O farol atende pelo nome de Vicente Falconi . Trata-se do consultor contratado pelo governo federal, a pedido do próprio Gerdau, para contribuir com sua expertise na gestão pública. Falconi cumpre no governo o papel de quem pode dar pitacos em quase tudo, ensinando por sua cartilha, procedimentos de gestão em diferentes áreas, para se ter uma administração pública eficiente.

O problema não é esse. Falconi foi contratado, sem licitação pública, por honorários de R$ 59,1 milhões, tendo Gerdau como padrinho. Se se pode dizer que isso não é um escândalo, dado o currículo do contratado, no mínimo soa como algo muito pitoresco. Jorge Gerdau, afinal, foi chamado pela presidente Dilma Rousseff para contribuir com suas ideas na gestão – e não para terceirizar, por R$ 59,1 milhões, esse papel.

As relações de Gerdau com PT da presidente sempre foram próximas, mas jamais tranquilas. Gigante global do ramo siderúrgico, com a bandeira da sua Gerdau fincada em países como Estados Unidos, Canadá, e em praticamente toda a América do Sul, ele reconhecidamente é um empresário duro com seus trabalhadores. Já declarou que prefere um empregado técnico a um colaborador político. Seu jeito de gerir já lhe rendeu uma série de conflitos trabalhistas nos Estados Unidos, e também aqui no Brasil.

No governo de Dilma, Gerdau já desfrutou de uma série de audiências pessoais com a presidente da república. Mas não se sabe exatamente quais tem sido suas contribuições efetivas na gestão. Interlocutores do governo apontam a participação do empresário na decisão do executivo em reduzir as contas de energia elétrica. Empresas vão ter abatimento de mais de 30% nos valores, medida que pode, e muito, estimular a produção nacional.

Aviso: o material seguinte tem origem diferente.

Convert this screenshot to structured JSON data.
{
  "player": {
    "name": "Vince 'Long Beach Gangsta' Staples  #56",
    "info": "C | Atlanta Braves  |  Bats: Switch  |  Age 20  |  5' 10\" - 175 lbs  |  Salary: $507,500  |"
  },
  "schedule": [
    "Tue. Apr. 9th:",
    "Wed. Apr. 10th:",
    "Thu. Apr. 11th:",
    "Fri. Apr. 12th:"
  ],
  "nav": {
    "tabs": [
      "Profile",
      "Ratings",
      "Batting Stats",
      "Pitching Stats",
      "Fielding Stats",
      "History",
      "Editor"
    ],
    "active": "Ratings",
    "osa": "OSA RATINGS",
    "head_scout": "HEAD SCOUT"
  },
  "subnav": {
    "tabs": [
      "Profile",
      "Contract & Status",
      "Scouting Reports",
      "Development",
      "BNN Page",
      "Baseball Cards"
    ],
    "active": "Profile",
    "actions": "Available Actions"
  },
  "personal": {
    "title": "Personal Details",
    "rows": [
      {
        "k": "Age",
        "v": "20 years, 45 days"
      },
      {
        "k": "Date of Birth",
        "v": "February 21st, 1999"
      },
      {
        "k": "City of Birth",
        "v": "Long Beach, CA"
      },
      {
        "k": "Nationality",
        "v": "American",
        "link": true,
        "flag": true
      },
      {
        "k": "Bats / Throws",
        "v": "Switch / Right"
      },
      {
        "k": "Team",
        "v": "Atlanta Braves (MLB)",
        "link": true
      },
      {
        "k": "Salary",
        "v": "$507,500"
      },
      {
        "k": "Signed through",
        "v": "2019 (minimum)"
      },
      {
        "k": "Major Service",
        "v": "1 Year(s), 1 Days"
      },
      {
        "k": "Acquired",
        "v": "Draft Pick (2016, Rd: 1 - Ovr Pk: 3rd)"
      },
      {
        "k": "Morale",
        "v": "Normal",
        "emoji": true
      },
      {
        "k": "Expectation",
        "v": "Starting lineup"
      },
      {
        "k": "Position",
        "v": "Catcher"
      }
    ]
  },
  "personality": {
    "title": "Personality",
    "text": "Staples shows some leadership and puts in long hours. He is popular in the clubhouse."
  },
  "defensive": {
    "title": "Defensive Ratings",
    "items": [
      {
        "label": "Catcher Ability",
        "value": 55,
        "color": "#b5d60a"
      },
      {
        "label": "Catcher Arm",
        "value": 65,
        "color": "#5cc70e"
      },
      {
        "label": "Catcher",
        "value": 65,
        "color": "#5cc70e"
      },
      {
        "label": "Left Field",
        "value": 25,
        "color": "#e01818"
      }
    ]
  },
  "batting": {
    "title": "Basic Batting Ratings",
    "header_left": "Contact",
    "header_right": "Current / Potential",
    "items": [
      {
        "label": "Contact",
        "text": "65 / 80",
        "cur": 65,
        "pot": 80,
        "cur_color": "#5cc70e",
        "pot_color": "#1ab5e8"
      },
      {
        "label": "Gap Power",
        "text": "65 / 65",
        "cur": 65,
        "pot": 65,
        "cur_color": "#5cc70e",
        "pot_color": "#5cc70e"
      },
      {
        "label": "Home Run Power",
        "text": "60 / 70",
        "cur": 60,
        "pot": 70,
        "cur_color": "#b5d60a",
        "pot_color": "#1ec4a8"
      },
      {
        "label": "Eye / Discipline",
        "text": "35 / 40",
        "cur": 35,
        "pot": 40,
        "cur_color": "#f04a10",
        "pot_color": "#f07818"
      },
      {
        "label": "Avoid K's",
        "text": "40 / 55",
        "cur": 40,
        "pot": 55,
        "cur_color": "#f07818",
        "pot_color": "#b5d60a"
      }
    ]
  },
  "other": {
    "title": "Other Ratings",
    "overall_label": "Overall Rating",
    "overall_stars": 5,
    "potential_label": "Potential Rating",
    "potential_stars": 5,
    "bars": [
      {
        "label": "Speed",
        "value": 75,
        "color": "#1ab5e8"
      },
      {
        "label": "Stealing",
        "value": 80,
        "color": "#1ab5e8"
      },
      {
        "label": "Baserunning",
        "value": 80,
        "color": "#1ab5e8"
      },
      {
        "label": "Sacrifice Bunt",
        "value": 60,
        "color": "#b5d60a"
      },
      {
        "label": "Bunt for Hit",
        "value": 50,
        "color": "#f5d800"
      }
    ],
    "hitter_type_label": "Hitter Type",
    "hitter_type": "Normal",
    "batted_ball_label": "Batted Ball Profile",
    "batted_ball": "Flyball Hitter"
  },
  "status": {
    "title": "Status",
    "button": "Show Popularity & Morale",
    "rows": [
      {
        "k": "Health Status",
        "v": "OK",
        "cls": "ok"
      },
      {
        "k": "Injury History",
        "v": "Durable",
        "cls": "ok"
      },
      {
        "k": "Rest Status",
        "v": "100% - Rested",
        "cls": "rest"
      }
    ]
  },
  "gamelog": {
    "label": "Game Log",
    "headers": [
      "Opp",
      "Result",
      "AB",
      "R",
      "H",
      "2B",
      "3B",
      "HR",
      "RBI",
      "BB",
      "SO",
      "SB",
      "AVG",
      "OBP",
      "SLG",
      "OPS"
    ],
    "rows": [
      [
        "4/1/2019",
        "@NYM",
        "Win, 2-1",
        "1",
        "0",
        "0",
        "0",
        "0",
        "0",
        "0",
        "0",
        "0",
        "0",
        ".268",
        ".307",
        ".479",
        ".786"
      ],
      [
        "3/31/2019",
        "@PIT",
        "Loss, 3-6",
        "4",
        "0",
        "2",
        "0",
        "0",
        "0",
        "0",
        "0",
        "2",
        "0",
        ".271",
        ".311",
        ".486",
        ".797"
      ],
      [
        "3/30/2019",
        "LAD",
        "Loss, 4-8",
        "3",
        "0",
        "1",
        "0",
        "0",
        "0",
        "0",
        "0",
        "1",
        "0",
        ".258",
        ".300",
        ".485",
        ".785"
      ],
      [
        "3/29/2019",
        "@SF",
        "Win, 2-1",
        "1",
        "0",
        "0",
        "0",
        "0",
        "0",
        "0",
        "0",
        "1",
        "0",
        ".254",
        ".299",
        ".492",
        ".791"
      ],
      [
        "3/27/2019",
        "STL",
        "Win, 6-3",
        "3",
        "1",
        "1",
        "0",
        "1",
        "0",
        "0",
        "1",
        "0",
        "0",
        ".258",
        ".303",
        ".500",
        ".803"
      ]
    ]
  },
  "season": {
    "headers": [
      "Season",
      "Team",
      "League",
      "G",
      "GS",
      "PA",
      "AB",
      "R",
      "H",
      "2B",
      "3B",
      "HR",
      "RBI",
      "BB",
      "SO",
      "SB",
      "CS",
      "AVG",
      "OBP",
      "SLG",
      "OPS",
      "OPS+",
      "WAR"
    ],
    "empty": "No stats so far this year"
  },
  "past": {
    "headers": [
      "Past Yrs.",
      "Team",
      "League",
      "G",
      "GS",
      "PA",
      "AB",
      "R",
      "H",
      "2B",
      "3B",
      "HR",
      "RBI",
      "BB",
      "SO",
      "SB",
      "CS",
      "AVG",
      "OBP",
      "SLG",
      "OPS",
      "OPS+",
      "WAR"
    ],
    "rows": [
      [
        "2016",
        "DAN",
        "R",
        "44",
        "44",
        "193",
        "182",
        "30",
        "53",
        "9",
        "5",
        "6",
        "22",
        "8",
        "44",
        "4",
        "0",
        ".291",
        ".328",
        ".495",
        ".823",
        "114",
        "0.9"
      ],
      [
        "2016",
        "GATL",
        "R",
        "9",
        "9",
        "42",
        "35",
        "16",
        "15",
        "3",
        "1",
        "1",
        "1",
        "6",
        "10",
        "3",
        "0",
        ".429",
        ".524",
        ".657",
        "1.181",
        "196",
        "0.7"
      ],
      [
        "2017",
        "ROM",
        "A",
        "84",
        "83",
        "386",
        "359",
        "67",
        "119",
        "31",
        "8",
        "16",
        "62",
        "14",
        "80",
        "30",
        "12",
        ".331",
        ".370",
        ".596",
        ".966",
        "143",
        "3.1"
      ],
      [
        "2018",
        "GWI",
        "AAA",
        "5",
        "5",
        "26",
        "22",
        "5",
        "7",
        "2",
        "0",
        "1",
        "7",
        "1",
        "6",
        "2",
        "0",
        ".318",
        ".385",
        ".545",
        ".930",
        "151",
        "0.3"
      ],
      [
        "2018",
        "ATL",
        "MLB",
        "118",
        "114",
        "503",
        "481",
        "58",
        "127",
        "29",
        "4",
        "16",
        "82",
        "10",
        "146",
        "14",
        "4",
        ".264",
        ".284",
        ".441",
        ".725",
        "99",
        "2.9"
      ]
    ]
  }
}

Porém o que fica dele é sua capacidade de articulação com outros empresários de porte tão grande quando o seu. Simpático e bonachão, Gerdau tem trânsito em todas as áreas. Seria, nessa condição, o nome ideal para substituir o ministro da Fazenda Guido Mantega em caso da economia engasgar.

Ainda não se conhece a manifestação oficial de Gerdau a respeito do caso Falconi, mas seja qual for, o certo é que a repercussão da contratação sem licitação do consultor o tirou da fila dos que podem se sentar na cadeira de ministro. Pegou mal.